Краус во многом повлиял на философские взгляды Бачко: в самом деле, ему нравились те же философские книги, что и Краусу. Благодаря Краусу Бачко также лучше познакомился с Гаманом и таким образом вошел в образованные круги Кёнигсберга.
Переболев оспой, Бачко лишился зрения на один глаз в 1776 году, ему было тогда двадцать лет. В 1780 году прооперировали второй глаз, чтобы удалить кисту. Операция прошла неудачно. В итоге он потерял зрение и на втором глазу, полностью ослепнув[848]. И все же это не помешало ему стать успешным историком. Сначала он нанял мальчика, который читал ему несколько часов в день, потом нанял для этого студента. В Кёнигсберге все восхищались его знаниями и упорством. Бачко объяснял, что даже
…Кант, который – не знаю, по какой причине – питал неприязнь к слепым, был так любезен, что посетил меня. Он признался мне в этом неприятии, добавив, что я не слепой, поскольку имею достаточно понятий из созерцания и достаточно инструментов, преодолевающих отсутствие зрения[849].
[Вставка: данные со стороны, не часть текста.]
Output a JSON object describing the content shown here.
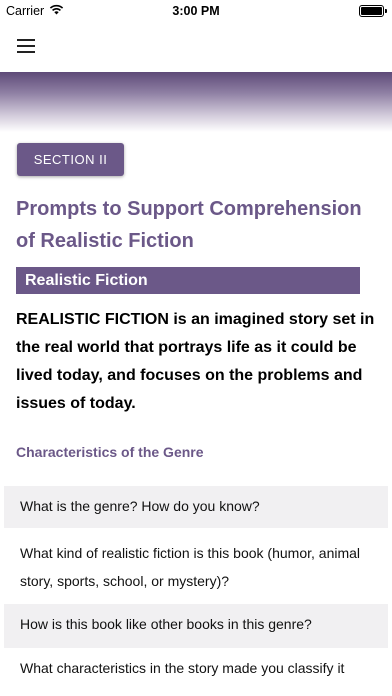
{
  "status_bar": {
    "carrier": "Carrier",
    "time": "3:00 PM",
    "wifi_icon": "wifi-icon",
    "battery_icon": "battery-icon"
  },
  "nav": {
    "menu_icon": "hamburger-menu-icon"
  },
  "colors": {
    "accent": "#6b5888",
    "shaded_row": "#f1f0f2"
  },
  "content": {
    "section_label": "SECTION II",
    "title": "Prompts to Support Comprehension of Realistic Fiction",
    "genre_bar": "Realistic Fiction",
    "definition": "REALISTIC FICTION is an imagined story set in the real world that portrays life as it could be lived today, and focuses on the problems and issues of today.",
    "characteristics_heading": "Characteristics of the Genre",
    "prompts": [
      "What is the genre? How do you know?",
      "What kind of realistic fiction is this book (humor, animal story, sports, school, or mystery)?",
      "How is this book like other books in this genre?",
      "What characteristics in the story made you classify it"
    ]
  }
}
Какова бы ни была причина кантовской неприязни, он навещал своего бывшего студента, выполняя то, что он мог считать своим долгом. Бачко ценил это. Не каждый сегодня оценит поведение или чувства Канта.
Для распространения кантовской философии важнее был, пожалуй, Антон Виллих, изучавший медицину в Кёнигсберге с марта 1778 года. Он ходил на лекции Канта в 1778–1781 годах. В 1792 году, обучившись на врача, он поехал в Эдинбург, где вскоре вошел в круг друзей Вальтера Скотта[850]. Его «Начала критической философии» 1798 года были одной из первых книг о Канте в Британии. Хотя Виллих сам по себе не был важным философом, на его примере видно то мощное влияние, которое Кант оказывал на студентов в то время[851].
Одним из студентов, который не ходил – или, лучше сказать, не мог ходить – на лекции Канта, был Соломон Маймон (1754–1800). Он приехал в Кёнигсберг в 1779 году. По его рассказу становится понятно, зачем:
Я тотчас же по прибытии отправился к тамошнему еврейскому медику Г. и испросил у него совета и содействия. <…> Он направил нежданного гостя к своим студентам, квартировавшим у него. Услышав о моем намерении изучать медицину, эти молодые люди подняли громкий смех, за что их, впрочем, нельзя корить. Представьте себе польско-литовского еврея лет двадцати пяти, обросшего густой бородой, одетого в лохмотья, говорящего со множеством грамматических ошибок на причудливой смеси древнееврейского языка и еврейско-немецкого жаргона, обильно сдобренной польскими и русскими словами, и уверяющего при этом, что знает немецкий и имеет познания в науках. Как тут не засмеяться?
Отсмеявшись, студенты попросили меня прочесть отрывок из книги, лежавшей на столе, – Мендельсонова «Федона». Я читал отвратительно (как вследствие особого метода изучения немецкого, так и из-за чудовищного произношения), и они снова захохотали. Затем устроили очередной экзамен, заключавшийся в изъяснении мной только что прочитанного. Я постарался, но по вышеозначенным причинам не был толком понят. Тогда они предложили мне перевести обсуждаемый фрагмент из Мендельсона на еврейский, который отлично знали[852].